语音的基本概念--译自CMU sphinx




这是CMU sphinx语音识别系统wiki的第一部分,主要是介绍语音的一些基本概念的。我试着翻译了一下。英语水平受限,翻译难免出错,请各位不吝指点!呵呵

Basic concepts of speech


Speech is a complex phenomenon. People rarely understand how is it produced and perceived. The naive perception is often that speech is built with words, and each word consists of phones. The reality is unfortunately very different. Speech is a dynamic process without clearly distinguished parts. It's always useful to get a sound editor and look into the recording of the speech and listen to it. Here is for example the speech recording in an audio editor.


All modern descriptions of speech are to some degree probabilistic. That means that there are no certain boundaries between units, or between words. Speech to text translation and other applications of speech are never 100% correct. That idea is rather unusual for software developers, who usually work with deterministic systems. And it creates a lot of issues specific only to speech technology.


Structure of speech


In current practice, speech structure is understood as follows:


Speech is a continuous audio stream where rather stable states mix with dynamically changed states. In this sequence of states, one can define more or less similar classes of sounds, or phones. Words are understood to be built of phones, but this is certainly not true. The acoustic properties of a waveform corresponding to a phone can vary greatly depending on many factors - phone context, speaker, style of speech and so on. The so called coarticulation协同发音 makes phones sound very different from their “canonical” representation. Next, since transitions between words are more informative than stable regions, developers often talk about diphones - parts of phones between two consecutive phones. Sometimes developers talk about subphonetic units - different substates of a phone.

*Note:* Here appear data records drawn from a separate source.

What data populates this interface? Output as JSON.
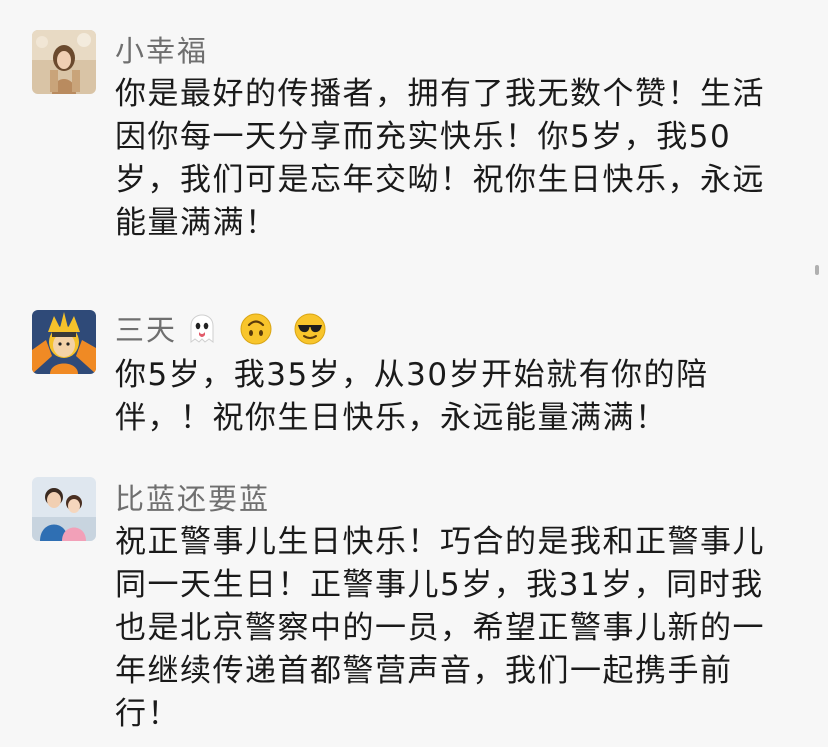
{
  "comments": [
    {
      "name": "小幸福",
      "text": "你是最好的传播者，拥有了我无数个赞！生活因你每一天分享而充实快乐！你5岁，我50岁，我们可是忘年交呦！祝你生日快乐，永远能量满满！",
      "avatar_icon": "woman-photo-avatar"
    },
    {
      "name": "三天",
      "name_emojis": [
        "ghost-emoji",
        "upside-down-face-emoji",
        "sunglasses-face-emoji"
      ],
      "text": "你5岁，我35岁，从30岁开始就有你的陪伴，！祝你生日快乐，永远能量满满！",
      "avatar_icon": "anime-character-avatar"
    },
    {
      "name": "比蓝还要蓝",
      "text": "祝正警事儿生日快乐！巧合的是我和正警事儿同一天生日！正警事儿5岁，我31岁，同时我也是北京警察中的一员，希望正警事儿新的一年继续传递首都警营声音，我们一起携手前行！",
      "avatar_icon": "family-photo-avatar"
    }
  ]
}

Often three or more regions of a different nature can easily be found.

The number three is easily explained. The first part of the phone depends on its preceding phone, the middle part is stable, and the next part depends on the subsequent phone. That's why there are often three states in a phone selected for HMM recognition.

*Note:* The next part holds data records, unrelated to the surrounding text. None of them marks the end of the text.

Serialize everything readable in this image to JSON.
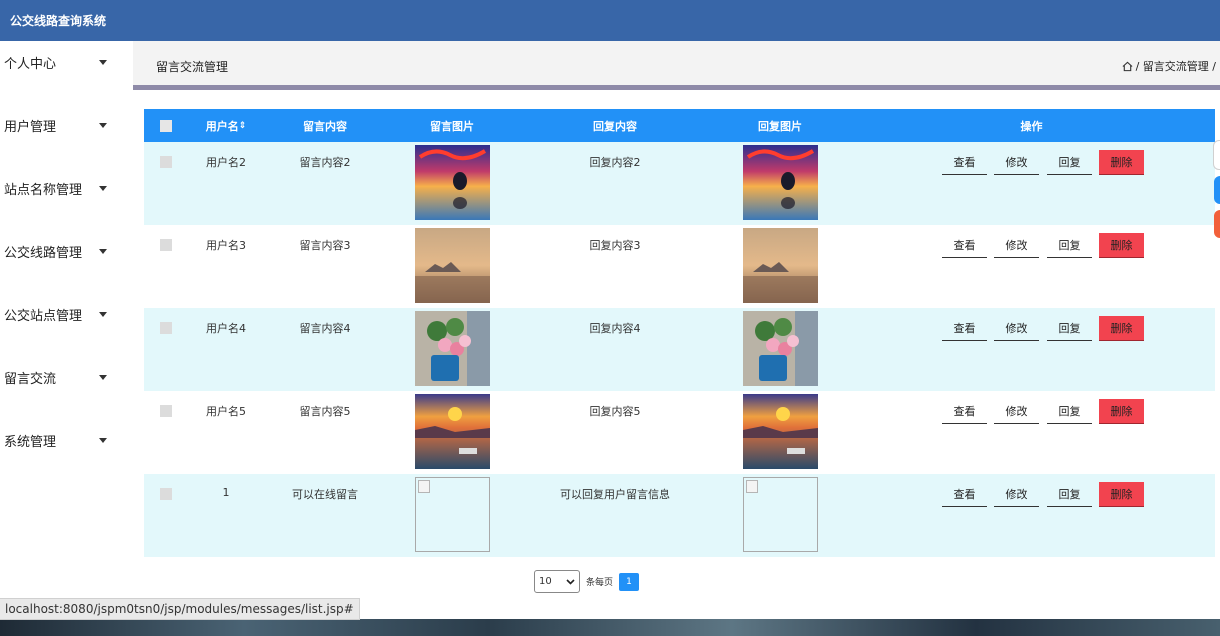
{
  "app_title": "公交线路查询系统",
  "sidebar": {
    "items": [
      {
        "label": "个人中心"
      },
      {
        "label": "用户管理"
      },
      {
        "label": "站点名称管理"
      },
      {
        "label": "公交线路管理"
      },
      {
        "label": "公交站点管理"
      },
      {
        "label": "留言交流"
      },
      {
        "label": "系统管理"
      }
    ]
  },
  "page": {
    "title": "留言交流管理",
    "breadcrumb": "/ 留言交流管理 /"
  },
  "table": {
    "headers": {
      "username": "用户名",
      "content": "留言内容",
      "image": "留言图片",
      "reply": "回复内容",
      "reply_image": "回复图片",
      "actions": "操作"
    },
    "sort_icon": "⇕",
    "rows": [
      {
        "username": "用户名2",
        "content": "留言内容2",
        "reply": "回复内容2",
        "image": "sunset-dolphin"
      },
      {
        "username": "用户名3",
        "content": "留言内容3",
        "reply": "回复内容3",
        "image": "foggy-sunset"
      },
      {
        "username": "用户名4",
        "content": "留言内容4",
        "reply": "回复内容4",
        "image": "flower-bucket"
      },
      {
        "username": "用户名5",
        "content": "留言内容5",
        "reply": "回复内容5",
        "image": "harbor-sunset"
      },
      {
        "username": "1",
        "content": "可以在线留言",
        "reply": "可以回复用户留言信息",
        "image": "broken"
      }
    ],
    "actions": {
      "view": "查看",
      "edit": "修改",
      "reply": "回复",
      "delete": "删除"
    }
  },
  "pager": {
    "page_size": "10",
    "per_page_label": "条每页",
    "current_page": "1"
  },
  "status_url": "localhost:8080/jspm0tsn0/jsp/modules/messages/list.jsp#",
  "colors": {
    "header": "#3866a8",
    "table_head": "#2291f7",
    "row_alt": "#e3f8fb",
    "delete": "#f2434f"
  }
}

协同发音(指的是一个音受前后相邻音的影响而发生变化,从发声机理上看就是人的发声器官在一个音转向另一个音时其特性只能渐变,从而使得后一个音的频谱与其他条件下的频谱产生差异。)的存在使得音素的感知与标准不一样,所以我们需要根据上下文来辨别音素。将一个音素划分为几个亚音素单元。如:数字“three”,音素的第一部分与在它之前的音素存在关联,中间部分是稳定的部分,而最后一部分则与下一个音素存在关联,这就是为什么在用HMM模型做语音识别时,选择音素的三状态HMM模型。(上下文相关建模方法在建模时考虑了这一影响,从而使模型能更准确地描述语音,只考虑前一音的影响的称为Bi-Phone,考虑前一音和后一音的影响的称为 Tri-Phone。)

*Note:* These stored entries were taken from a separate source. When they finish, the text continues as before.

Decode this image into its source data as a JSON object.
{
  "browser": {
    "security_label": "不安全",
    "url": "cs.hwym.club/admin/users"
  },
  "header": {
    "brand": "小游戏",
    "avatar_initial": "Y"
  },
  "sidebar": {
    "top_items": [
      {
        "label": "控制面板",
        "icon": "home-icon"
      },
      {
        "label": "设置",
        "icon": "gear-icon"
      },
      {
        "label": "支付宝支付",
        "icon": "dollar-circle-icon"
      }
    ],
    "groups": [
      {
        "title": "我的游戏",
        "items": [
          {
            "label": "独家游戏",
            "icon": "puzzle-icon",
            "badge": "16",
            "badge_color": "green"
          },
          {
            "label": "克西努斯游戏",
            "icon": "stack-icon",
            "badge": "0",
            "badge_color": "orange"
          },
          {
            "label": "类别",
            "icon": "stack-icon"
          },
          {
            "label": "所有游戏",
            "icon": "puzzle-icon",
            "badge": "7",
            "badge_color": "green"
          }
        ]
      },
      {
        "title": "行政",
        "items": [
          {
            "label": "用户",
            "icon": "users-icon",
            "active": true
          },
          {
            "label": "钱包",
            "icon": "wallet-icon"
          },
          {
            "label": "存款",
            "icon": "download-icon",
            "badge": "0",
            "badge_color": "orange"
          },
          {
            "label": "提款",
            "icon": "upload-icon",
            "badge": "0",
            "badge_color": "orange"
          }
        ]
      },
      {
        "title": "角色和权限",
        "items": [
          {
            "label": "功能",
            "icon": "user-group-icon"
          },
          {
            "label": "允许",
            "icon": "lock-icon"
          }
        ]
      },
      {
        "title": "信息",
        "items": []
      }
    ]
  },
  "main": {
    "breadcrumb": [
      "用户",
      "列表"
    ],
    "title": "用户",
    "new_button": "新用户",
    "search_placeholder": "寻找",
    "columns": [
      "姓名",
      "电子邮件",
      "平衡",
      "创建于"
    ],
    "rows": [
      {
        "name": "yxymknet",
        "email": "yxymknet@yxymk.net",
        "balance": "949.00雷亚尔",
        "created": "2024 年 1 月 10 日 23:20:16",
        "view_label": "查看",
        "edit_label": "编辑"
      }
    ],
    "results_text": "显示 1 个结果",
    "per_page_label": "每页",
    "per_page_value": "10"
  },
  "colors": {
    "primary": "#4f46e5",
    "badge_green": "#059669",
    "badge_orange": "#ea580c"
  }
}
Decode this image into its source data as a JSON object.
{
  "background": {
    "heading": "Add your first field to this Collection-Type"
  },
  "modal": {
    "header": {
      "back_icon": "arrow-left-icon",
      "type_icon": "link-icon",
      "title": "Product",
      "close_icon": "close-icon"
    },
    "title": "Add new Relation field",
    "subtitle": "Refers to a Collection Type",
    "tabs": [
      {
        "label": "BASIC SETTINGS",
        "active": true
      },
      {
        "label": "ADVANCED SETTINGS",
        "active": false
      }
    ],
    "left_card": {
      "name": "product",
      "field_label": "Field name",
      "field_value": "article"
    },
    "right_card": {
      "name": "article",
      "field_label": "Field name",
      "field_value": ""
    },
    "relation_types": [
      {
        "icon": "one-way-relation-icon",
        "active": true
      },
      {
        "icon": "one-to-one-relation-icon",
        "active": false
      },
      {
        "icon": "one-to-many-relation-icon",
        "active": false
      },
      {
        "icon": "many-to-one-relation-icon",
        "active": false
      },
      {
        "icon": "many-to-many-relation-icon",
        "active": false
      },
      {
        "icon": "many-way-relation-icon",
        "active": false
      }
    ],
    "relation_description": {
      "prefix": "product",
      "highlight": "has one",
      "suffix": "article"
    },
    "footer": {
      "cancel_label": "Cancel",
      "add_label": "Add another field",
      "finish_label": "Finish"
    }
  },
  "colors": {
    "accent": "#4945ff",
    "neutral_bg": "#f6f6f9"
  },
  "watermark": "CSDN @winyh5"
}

Sometimes phones are considered in context. There are triphones or even quinphones. But note that unlike phones and diphones, they are matched with the same range in waveform as just phones. They just differ by name. That's why we prefer to call this object senone. A senone's dependence on context could be more complex than just left and right context. It can be a rather complex function defined by a decision tree, or in some other way.


Next, phones build subword units, like syllables. Sometimes, syllables are defined as “reduction-stable entities”. To illustrate, when speech becomes fast, phones often change, but syllables remain the same. Also, syllables are related to intonational contour. There are other ways to build subwords - morphologically-based in morphology-rich languages or phonetically-based. Subwords are often used in open vocabulary speech recognition.


Subwords form words. Words are important in speech recognition because they restrict combinations of phones significantly. If there are 40 phones and an average word has 7 phones, there must be 40^7 words. Luckily, even a very educated person rarely uses more then 20k words in his practice, which makes recognition way more feasible.


Words and other non-linguistic sounds, which we call fillers (breath, um, uh, cough), form utterances. They are separate chunks of audio between pauses. They don't necessary match sentences, which are more semantic concepts.


On the top of this, there are dialog acts like turns, but they go beyond the purpose of the document.

Recognition process


The common way to recognize speech is the following: we take waveform, split it on utterances by silences then try to recognize what's being said in each utterance. To do that we want to take all possible combinations of words and try to match them with the audio. We choose the best matching combination. There are few important things in this match.



First of all it's a concept of features. Since number of parameters is large, we are trying to optimize it. Numbers that are calculated from speech usually by dividing speech on frames. Then for each frame of length typically 10 milliseconds we extract 39 numbers that represent the speech. That's called feature vector. The way to generates numbers is a subject of active investigation, but in simple case it's a derivative from spectrum.



Second it's a concept of the model. Model describes some mathematical object that gathers common attributes of the spoken word. In practice, for audio model of senone is gaussian mixture of it's three states - to put it simple, it's a most probable feature vector. From concept of the model the following issues raised - how good does model fits practice, can model be made better of it's internal model problems, how adaptive model is to the changed conditions.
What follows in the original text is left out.